Article
Results of a phase three study evaluating second-line chemotherapy with gemcitabine/paclitaxel for metastatic bladder cancer failed to answer its primary question of whether maintenance treatment is superior to a temporary six-cycle regimen because maintenance treatment was usually not possible. However specific subgroups of patients who may be more likely to benefit from this combination regimen after failing first-line chemotherapy.
Chicago-Results of a phase III study evaluating second-line chemotherapy with gemcitabine/paclitaxel (G/P [Gemzar/Abraxane, Onxol, Taxol]) for metastatic bladder cancer failed to answer its primary question of whether maintenance treatment is superior to a temporary six-cycle regimen because maintenance treatment was usually not possible. However, an analysis of response predictors identified specific subgroups of patients who may be more likely to benefit from this combination regimen after failing first-line chemotherapy, German investigators reported.
"However, for individuals who do not fulfill these criteria, our practical and clinical recommendation would be to provide best supportive care."
"The trial was designed based on the publication by C. Sternberg [Cancer 2001; 92:2993-8] that showed a 19-month progression-free survival in patients who received maintenance treatment with gemcitabine and paclitaxel, including growth factor support. Therefore, our study was designed to have 90% power for detecting at least a 9.1-month difference in disease-specific survival in favor of the maintenance arm," Dr. Albers noted.
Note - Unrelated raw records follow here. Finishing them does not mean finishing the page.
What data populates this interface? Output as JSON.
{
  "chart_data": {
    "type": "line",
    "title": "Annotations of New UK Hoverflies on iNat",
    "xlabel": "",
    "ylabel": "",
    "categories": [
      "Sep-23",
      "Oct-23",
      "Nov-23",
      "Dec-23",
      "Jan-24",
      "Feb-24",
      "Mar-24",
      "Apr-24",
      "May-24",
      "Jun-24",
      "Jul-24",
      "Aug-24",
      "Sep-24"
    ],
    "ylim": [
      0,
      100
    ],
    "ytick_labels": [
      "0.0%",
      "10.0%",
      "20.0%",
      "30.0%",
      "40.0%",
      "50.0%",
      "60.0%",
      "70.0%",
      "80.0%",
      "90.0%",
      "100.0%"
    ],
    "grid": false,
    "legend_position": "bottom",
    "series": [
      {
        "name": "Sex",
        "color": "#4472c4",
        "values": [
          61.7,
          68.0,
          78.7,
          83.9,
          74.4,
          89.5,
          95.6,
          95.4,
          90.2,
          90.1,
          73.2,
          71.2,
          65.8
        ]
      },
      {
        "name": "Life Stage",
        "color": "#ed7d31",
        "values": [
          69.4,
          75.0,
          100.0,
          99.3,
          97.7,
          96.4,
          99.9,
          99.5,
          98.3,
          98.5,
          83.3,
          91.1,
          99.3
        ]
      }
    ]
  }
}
Few received full intervention
However, the average patient in both arms received very few cycles. In both groups, only about two-thirds of patients received the allocated intervention. About 20% of patients in both groups either died before cycle 2 or refused treatment because of side effects. Only about one-third of patients in the temporary group received all six cycles, and in the maintenance group, only one-fourth of patients received six cycles and only 14% received more than six. The mean number of cycles administered was 4.3 in the maintenance arm and 3.5 in patients randomized to temporary treatment.
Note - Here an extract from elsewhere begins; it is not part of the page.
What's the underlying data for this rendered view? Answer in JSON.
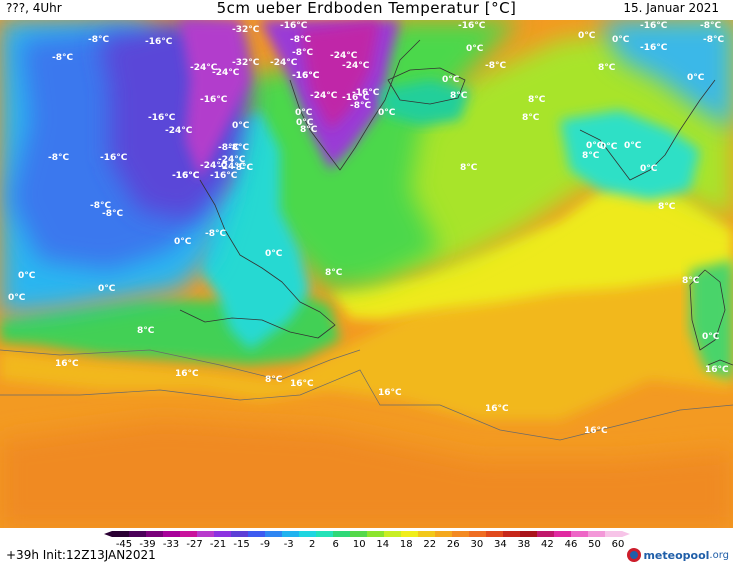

Findings from an analysis based on an according-to-protocol population was consistent with the results from the phase II trial in showing that the overall response rate to second-line G/P was about 50% as measured by Response Evaluation Criteria in Solid Tumors (RECIST) criteria. However, results of the primary efficacy analysis of disease-specific survival also confirmed that favorable tumor response does not necessarily translate into prolonged survival. Median disease-specific survival was relatively short and not significantly different between the temporary and maintenance groups (9.5 months vs. 8.1 months). There was also no difference between patients who received the temporary or maintenance regimen in the secondary efficacy analysis of median progression-free survival (5.7 vs. 3.5 months).
Who may benefit?
The data were also analyzed to identify factors predicting response to treatment. The results showed that patients with metastases to the lymph nodes only and those with a complete or partial response to first-line treatment exceeding 18 months were most likely to benefit from G/P. Compared with patients who had distant and lymph node metastases, those with only lymph node involvement had a significantly longer progression-free survival (7.0 vs. 2.8 months) and disease-specific survival (13.6 vs. 6.3 months). Every month of response to first-line treatment was associated with an approximate 2.5% reduction in the risk of progression after second-line treatment.
Dr. Albers noted that about 20% of the patients in the study lived more than 2 years, and included within that subgroup were four long-term survivors who now have lived more than 4 years.
"These patients also mostly had lymph node metastases with no distant metastases, but many also received additional surgery after a major response to second-line treatment," Dr. Albers noted.
The study was supported by grants from Lilly Oncology and Bristol Myers Squibb.